B. Kedudukan dan Fungsi Kementerian Negara Republik Indonesia dan Lembaga Pemerintah Non Kementerian

1) Kementerian Negara Republik Indonesia

Dalam menjalankan tugasnya, Presiden Republik Indonesia dibantu oleh seorang wakil presiden yang dipilih berpasangan melalui pemilihan umum, dan membentuk kementerian. Para menteri negara ini dipilih, diangkat dan diberhentikan oleh Presiden sesuai dengan kewenangannya.

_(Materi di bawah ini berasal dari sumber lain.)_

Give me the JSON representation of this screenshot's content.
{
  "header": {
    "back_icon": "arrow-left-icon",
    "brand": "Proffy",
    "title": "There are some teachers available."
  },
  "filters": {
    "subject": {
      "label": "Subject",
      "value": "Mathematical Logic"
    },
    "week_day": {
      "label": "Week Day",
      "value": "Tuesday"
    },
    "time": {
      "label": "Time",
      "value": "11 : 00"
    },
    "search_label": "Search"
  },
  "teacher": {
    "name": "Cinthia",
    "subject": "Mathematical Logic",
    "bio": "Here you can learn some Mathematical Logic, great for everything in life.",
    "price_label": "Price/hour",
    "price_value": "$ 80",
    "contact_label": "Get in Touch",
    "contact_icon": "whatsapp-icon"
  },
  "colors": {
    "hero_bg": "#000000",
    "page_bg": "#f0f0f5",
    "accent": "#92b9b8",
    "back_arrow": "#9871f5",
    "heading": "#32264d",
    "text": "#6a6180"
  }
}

Pasal 17 Ayat (3) Undang-Undang Dasar Negara Republik Indonesia Tahun 1945 menyatakan bahwa setiap menteri membidangi urusan tertentu dalam pemerintahan.

2) Klasifikasi Kementerian Negara Republik Indonesia

Pasal 15 Undang-Undang Republik Indonesia Nomor 39 Tahun 2008 tentang Kementerian Negara secara tegas menyatakan bahwa jumlah kementerian negara yang dapat dibentuk paling banyak adalah 34 kementerian negara.

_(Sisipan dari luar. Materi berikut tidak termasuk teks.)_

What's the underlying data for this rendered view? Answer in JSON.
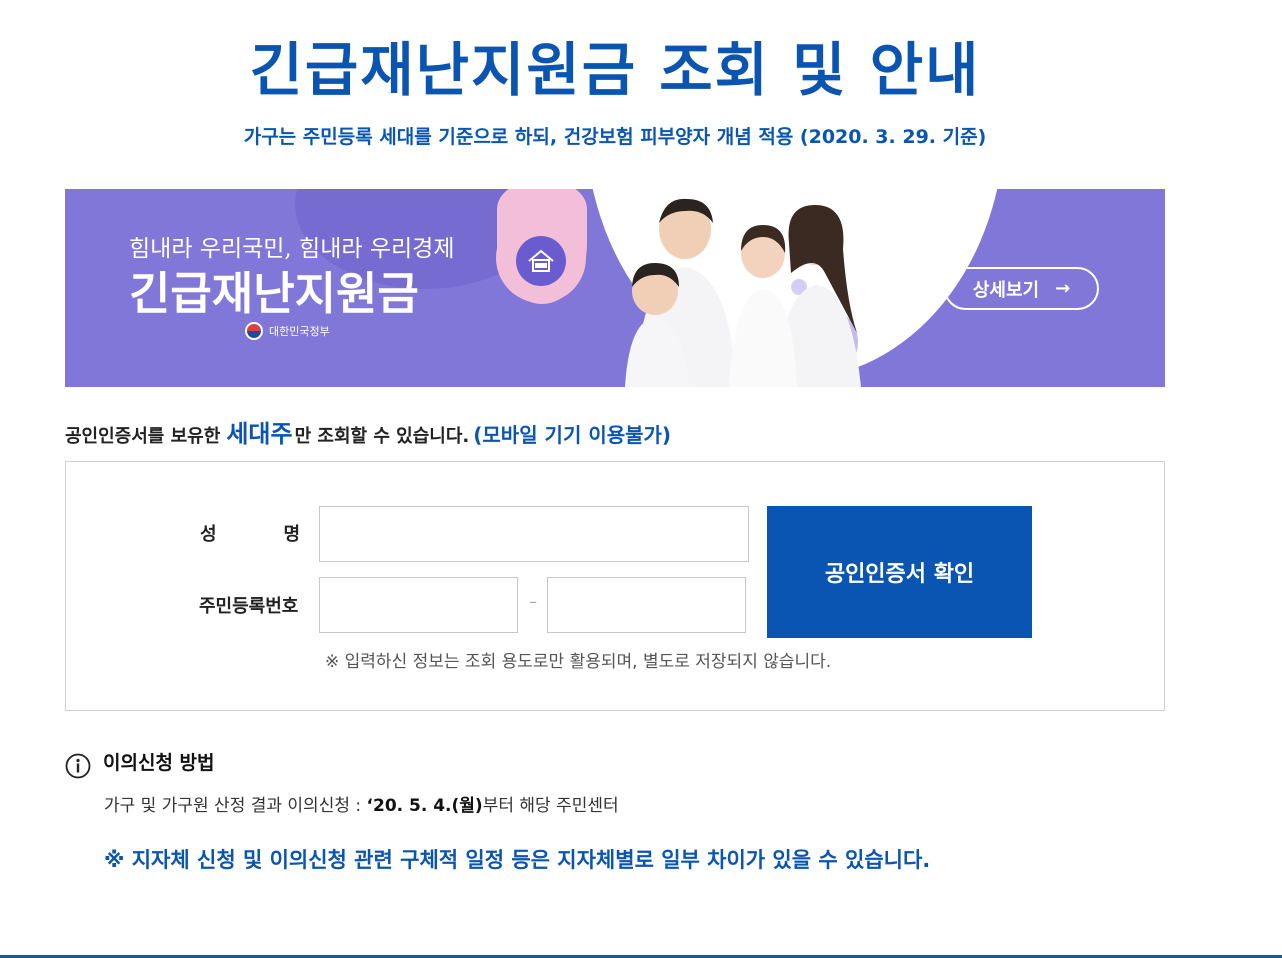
{
  "header": {
    "title": "긴급재난지원금 조회 및 안내",
    "subtitle": "가구는 주민등록 세대를 기준으로 하되, 건강보험 피부양자 개념 적용 (2020. 3. 29. 기준)"
  },
  "banner": {
    "slogan": "힘내라 우리국민, 힘내라 우리경제",
    "title": "긴급재난지원금",
    "gov_label": "대한민국정부",
    "detail_button": "상세보기",
    "detail_arrow": "→"
  },
  "notice": {
    "prefix": "공인인증서를 보유한",
    "emphasis": "세대주",
    "suffix": "만 조회할 수 있습니다.",
    "mobile": "(모바일 기기 이용불가)"
  },
  "form": {
    "name_label_1": "성",
    "name_label_2": "명",
    "rrn_label": "주민등록번호",
    "dash": "–",
    "name_value": "",
    "rrn_front_value": "",
    "rrn_back_value": "",
    "confirm_button": "공인인증서 확인",
    "privacy_note": "※ 입력하신 정보는 조회 용도로만 활용되며, 별도로 저장되지 않습니다."
  },
  "objection": {
    "title": "이의신청 방법",
    "text_prefix": "가구 및 가구원 산정 결과 이의신청 :",
    "text_date": "‘20. 5. 4.(월)",
    "text_suffix": "부터 해당 주민센터",
    "bottom_note": "※ 지자체 신청 및 이의신청 관련 구체적 일정 등은 지자체별로 일부 차이가 있을 수 있습니다."
  },
  "colors": {
    "brand_blue": "#0a55b2",
    "banner_purple": "#8177d9",
    "banner_pink": "#f3bed8"
  }
}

Berdasarkan Peraturan Presiden Republik Indonesia Nomor 47 Tahun 2009 tentang Pembentukan dan Organisasi Kementerian Negara, diklasifikasikan berdasarkan urusan pemerintahan yang ditanganinya, yaitu:

  • Kementerian yang menyelenggarakan urusan pemerintahan yang nomenklatur/nama kementeriannya dinyatakan secara tegas dalam Undang-Undang Dasar Negara Republik Indonesia Tahun 1945, terdiri atas: Kementerian Dalam Negeri, Kementerian Luar Negeri, dan Kementerian Pertahanan
  • Kementerian yang membidangi urusan pemerintahan
  • Kementerian yang menangani urusan pemerintahan dalam rangka penajaman, koordinasi, dan sinkronisasi program pemerintahan

3) Lembaga Pemerintah Non Kementerian

Lembaga Pemerintah Non Kementerian adalah lembaga negara yang dibentuk untuk membantu presiden dalam melaksanakan tugas pemerintahan tertentu. Keberadaan LPNK diatur dengan Peraturan Presiden Republik Indonesia yaitu Keputusan Presiden Republik Indonesia Nomor 103 Tahun 2001 tentang Kedudukan, Tugas, Fungsi, Kewenangan, Susunan Organisasi, dan Tata Kerja Pemerintah Non Departemen Agensi.